Stating the negative is part of the contract. The following are out of scope of the 2-week audit and are documented in What I don't sell:

• User testing with disabled users — different engagement, referred to a specialist
• Penetration testing / security audit — out of scope, different specialty
• Writing remediation PRs — that's the remediation sprint, which I don't sell
• Re-audit after remediation — separate engagement, scheduled at the read-out call
• Multi-day team training — referred to a Dutch a11y-training specialist.
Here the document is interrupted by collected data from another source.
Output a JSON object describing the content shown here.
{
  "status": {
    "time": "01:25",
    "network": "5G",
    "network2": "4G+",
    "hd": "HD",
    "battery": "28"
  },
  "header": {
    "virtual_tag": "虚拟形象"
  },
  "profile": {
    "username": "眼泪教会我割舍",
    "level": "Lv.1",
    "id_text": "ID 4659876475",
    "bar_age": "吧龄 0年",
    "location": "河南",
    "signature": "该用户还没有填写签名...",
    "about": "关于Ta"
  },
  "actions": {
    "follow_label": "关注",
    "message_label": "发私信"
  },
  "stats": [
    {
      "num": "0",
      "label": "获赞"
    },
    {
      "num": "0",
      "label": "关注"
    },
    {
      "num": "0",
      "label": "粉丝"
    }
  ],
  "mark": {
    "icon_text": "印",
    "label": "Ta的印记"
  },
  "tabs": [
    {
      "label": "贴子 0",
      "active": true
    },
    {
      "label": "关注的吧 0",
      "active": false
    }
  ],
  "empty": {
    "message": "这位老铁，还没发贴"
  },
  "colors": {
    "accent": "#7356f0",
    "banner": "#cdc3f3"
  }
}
The Day-10 read-out (one hour, screen-share with engineering, walking through findings) is included in every audit
• Native mobile — referred (see scope page)
• AI / ML-mediated UX — referred (see scope page)

Scope extensions (priced at kickoff)

These are in scope at the audit's day-rate if you add them at the kickoff:

• PDFs: €1,200 per cluster of up to 10 documents (PDF/UA tag review, semantic structure, alt text, reading order)
• Multi-language: each additional language audited at €600 per locale (assumes content parity; new components per locale are extra)
• Multi-region / multi-brand: at €1,200 / day, scoped at the kickoff

How the price works out

€2,400 fixed covers the 10 working days described above for a single in-scope property, single language, single brand, web-platform only. The intake questionnaire and Day 0 kickoff are not separately billed.

€1,200 / day for multi-domain, multi-region, or multi-language scope. Day count scoped at the kickoff call. Everything in this number is what's on this page.

Two weeks. One auditor. One report. Compare to an agency audit: a typical mid-market quote is €15,000–30,000 for similar scope, with most of that going to project managers, account directors, and the agency's overhead. I don't charge for the org chart.

Last reviewed

Methodology last reviewed 2026-05-18. If a step in the day-by-day above changes, the date here updates and the previous version stays in the git history.